Dai primi gruppi musicali K-pop a Parasite (2019), da Old Boy (2003) a Squid Game (2021-2025), elementi diversi della cultura popolare coreana hanno attratto fasce di pubblico sempre più ampie e spinto nuove generazioni di studenti, curiosi e turisti a esplorare la ricchezza della Corea sin dalla fine degli anni Novanta del secolo scorso.

Nota anche come la penisola della “calma mattutina”, la Corea ha visto rapidamente crescere il suo impatto globale non solo in termini economici – quarta potenza asiatica, dodicesima a livello mondiale – ma in termini di attrattività, proprio grazie alla promozione delle industrie creative e del turismo, accompagnate dall’immagine di un paese accogliente e tecnologicamente avanzato.

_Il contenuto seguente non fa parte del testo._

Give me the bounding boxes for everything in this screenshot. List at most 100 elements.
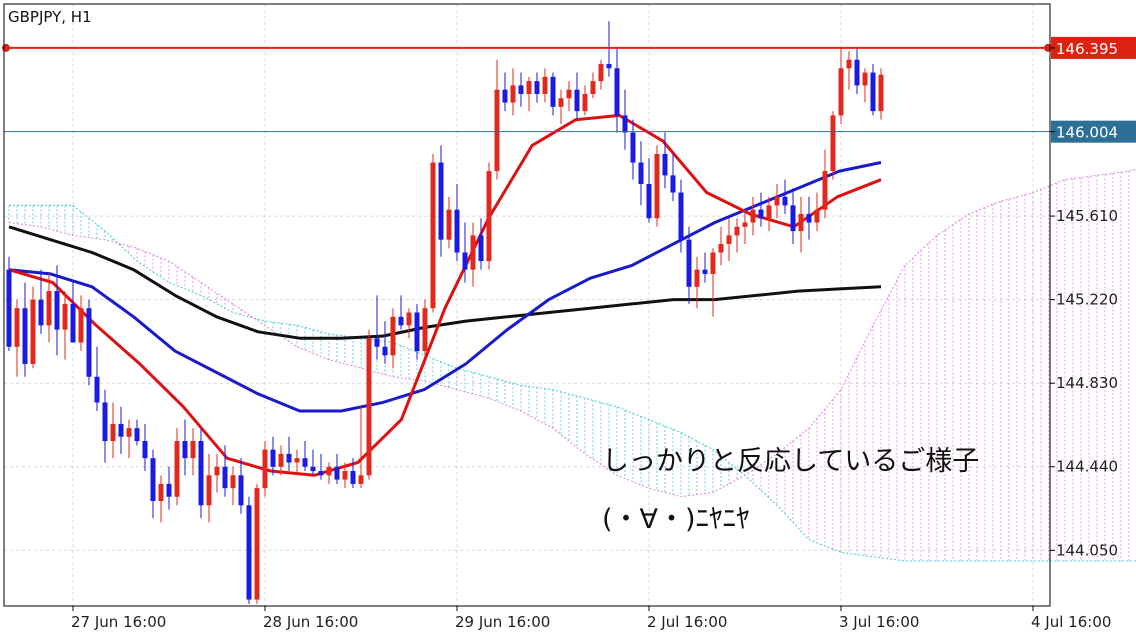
candle-body bbox=[614, 68, 620, 116]
axes: 145.610 145.220 144.830 144.440 144.050 27 Ju… bbox=[3, 3, 1118, 631]
x-tick-label: 3 Jul 16:00 bbox=[839, 613, 919, 631]
candle-body bbox=[718, 243, 724, 253]
candle-body bbox=[638, 162, 644, 184]
candle-body bbox=[838, 68, 844, 116]
y-tick-label: 144.440 bbox=[1056, 458, 1118, 476]
candle-body bbox=[726, 235, 732, 244]
candle-body bbox=[318, 471, 324, 476]
candles bbox=[6, 21, 884, 604]
candle-body bbox=[390, 316, 396, 356]
candle-body bbox=[102, 402, 108, 442]
candle-body bbox=[750, 209, 756, 223]
candle-body bbox=[798, 213, 804, 232]
candle-body bbox=[350, 471, 356, 484]
ma-line-3 bbox=[8, 113, 882, 477]
candle-body bbox=[510, 85, 516, 103]
candle-body bbox=[398, 316, 404, 326]
candle-body bbox=[334, 466, 340, 480]
candle-body bbox=[806, 213, 812, 223]
candle-body bbox=[358, 475, 364, 484]
candle-body bbox=[550, 76, 556, 107]
candle-body bbox=[198, 441, 204, 506]
candle-body bbox=[422, 308, 428, 352]
horizontal-lines[interactable]: 146.395 146.004 bbox=[2, 36, 1136, 143]
candle-body bbox=[54, 291, 60, 330]
candle-body bbox=[38, 299, 44, 326]
candle-body bbox=[598, 63, 604, 82]
candle-body bbox=[766, 205, 772, 219]
candle-body bbox=[790, 205, 796, 232]
candle-body bbox=[814, 209, 820, 223]
candle-body bbox=[294, 458, 300, 463]
candle-body bbox=[286, 453, 292, 463]
candle-body bbox=[702, 269, 708, 274]
x-tick-label: 4 Jul 16:00 bbox=[1031, 613, 1111, 631]
candle-body bbox=[62, 303, 68, 330]
candle-body bbox=[678, 192, 684, 240]
candle-body bbox=[446, 209, 452, 240]
candle-body bbox=[414, 312, 420, 352]
y-tick-label: 145.220 bbox=[1056, 291, 1118, 309]
candle-body bbox=[214, 466, 220, 476]
candle-body bbox=[542, 76, 548, 94]
ichimoku-cloud bbox=[8, 168, 1136, 562]
candle-body bbox=[406, 312, 412, 326]
candle-body bbox=[694, 269, 700, 287]
candle-body bbox=[262, 449, 268, 489]
price-label-box bbox=[1051, 120, 1136, 143]
candle-body bbox=[438, 162, 444, 240]
candle-body bbox=[110, 423, 116, 442]
candle-body bbox=[366, 338, 372, 476]
candle-body bbox=[478, 235, 484, 262]
candle-body bbox=[662, 153, 668, 176]
candle-body bbox=[158, 483, 164, 502]
candle-body bbox=[470, 235, 476, 270]
candle-body bbox=[126, 428, 132, 437]
candle-body bbox=[270, 449, 276, 467]
candle-body bbox=[878, 74, 884, 112]
candle-body bbox=[454, 209, 460, 253]
candle-body bbox=[46, 291, 52, 326]
candle-body bbox=[302, 458, 308, 467]
candle-body bbox=[342, 471, 348, 480]
candle-body bbox=[118, 423, 124, 437]
candle-body bbox=[14, 308, 20, 347]
candle-body bbox=[78, 308, 84, 343]
candle-body bbox=[246, 505, 252, 600]
candle-body bbox=[430, 162, 436, 309]
candle-body bbox=[86, 308, 92, 377]
candle-body bbox=[502, 89, 508, 103]
annotation-text-1: しっかりと反応しているご様子 bbox=[602, 446, 979, 477]
x-tick-label: 29 Jun 16:00 bbox=[455, 613, 550, 631]
candle-body bbox=[326, 466, 332, 476]
candle-body bbox=[70, 303, 76, 343]
candle-body bbox=[190, 441, 196, 459]
price-label-text: 146.004 bbox=[1056, 124, 1118, 142]
candle-body bbox=[518, 85, 524, 94]
candle-body bbox=[646, 183, 652, 219]
candle-body bbox=[142, 441, 148, 459]
candle-body bbox=[174, 441, 180, 497]
annotation-text-2: (・∀・)ﾆﾔﾆﾔ bbox=[602, 504, 750, 535]
candle-body bbox=[6, 269, 12, 347]
candle-body bbox=[774, 196, 780, 206]
candle-body bbox=[574, 89, 580, 112]
x-tick-label: 2 Jul 16:00 bbox=[647, 613, 727, 631]
candle-body bbox=[238, 475, 244, 506]
candle-body bbox=[222, 466, 228, 489]
y-tick-label: 144.050 bbox=[1056, 541, 1118, 559]
candle-body bbox=[534, 81, 540, 94]
candle-body bbox=[566, 89, 572, 99]
candle-body bbox=[822, 171, 828, 210]
candle-body bbox=[870, 72, 876, 112]
price-label-text: 146.395 bbox=[1056, 40, 1118, 58]
candle-body bbox=[94, 376, 100, 403]
y-tick-label: 144.830 bbox=[1056, 374, 1118, 392]
candle-body bbox=[278, 453, 284, 467]
candle-body bbox=[558, 98, 564, 107]
candle-body bbox=[686, 239, 692, 287]
candle-body bbox=[166, 483, 172, 497]
candle-body bbox=[582, 93, 588, 112]
symbol-title: GBPJPY, H1 bbox=[8, 8, 92, 26]
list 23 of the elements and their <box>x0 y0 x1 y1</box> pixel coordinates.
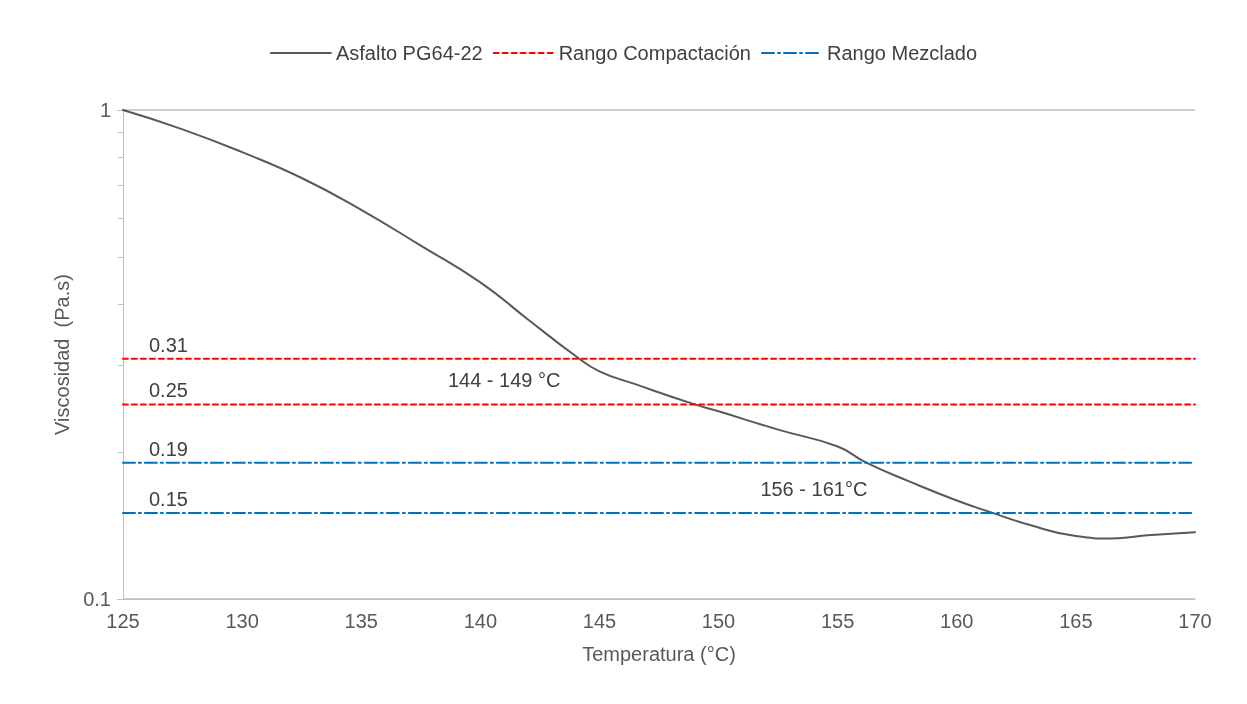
x-tick-label: 125 <box>106 610 140 632</box>
x-tick-label: 155 <box>820 610 855 632</box>
y-tick-label: 1 <box>99 99 111 121</box>
x-tick-label: 165 <box>1059 610 1093 632</box>
x-axis-title: Temperatura (°C) <box>582 643 736 665</box>
x-tick-label: 145 <box>582 610 617 632</box>
y-tick-label: 0.1 <box>83 588 111 610</box>
y-axis-title: Viscosidad (Pa.s) <box>51 274 74 435</box>
annotation: 0.31 <box>149 333 188 356</box>
annotation: 156 - 161°C <box>760 477 868 500</box>
legend-label: Asfalto PG64-22 <box>335 42 483 64</box>
x-tick-label: 170 <box>1178 610 1212 632</box>
x-tick-label: 140 <box>463 610 498 632</box>
x-tick-label: 130 <box>225 610 259 632</box>
x-tick-label: 150 <box>701 610 736 632</box>
annotation: 0.25 <box>149 379 188 402</box>
x-tick-label: 135 <box>344 610 378 632</box>
annotation: 0.19 <box>149 437 188 460</box>
annotation: 0.15 <box>149 487 188 510</box>
legend-label: Rango Mezclado <box>827 42 978 64</box>
x-tick-label: 160 <box>940 610 974 632</box>
annotation: 144 - 149 °C <box>447 369 561 392</box>
legend-label: Rango Compactación <box>558 42 752 64</box>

Questa combinazione vincente di soft-power, strategie di marketing, sviluppo tecnologico e sostegno dei grandi conglomerati alla produzione culturale sembrava aver ormai consolidato un successo pressoché inattaccabile, facendo della produzione culturale coreana una sorta di brand accattivante, soprattutto in ambito pop ma non solo. Il recente premio Nobel per la letteratura alla scrittrice Han Kang ha sancito l’apice di questa crescita segnalando il contributo della tradizione letteraria coreana al patrimonio della narrativa mondiale.

Parasite
Parasite

Parasite

Nonostante ciò, segnali di polarità opposta hanno messo in evidenza le fragilità del paese, il più evidente lo ha rappresentato il recente tentativo di colpo di stato. Altre indicazioni, non disgiunte dalle dinamiche politiche, arrivano dal significativo rallentamento della crescita economica già a partire dalla pandemia da Covid-19, con indici legati all’export – uno dei principali settori dell’economia nazionale - sempre più bassi. Gli effetti di questa contrazione e la conseguente incertezza si riverberano inevitabilmente anche sulla produzione culturale, soprattutto sul cinema, un mercato che fino al successo globale di Parasite nel 2019 non aveva visto flessioni.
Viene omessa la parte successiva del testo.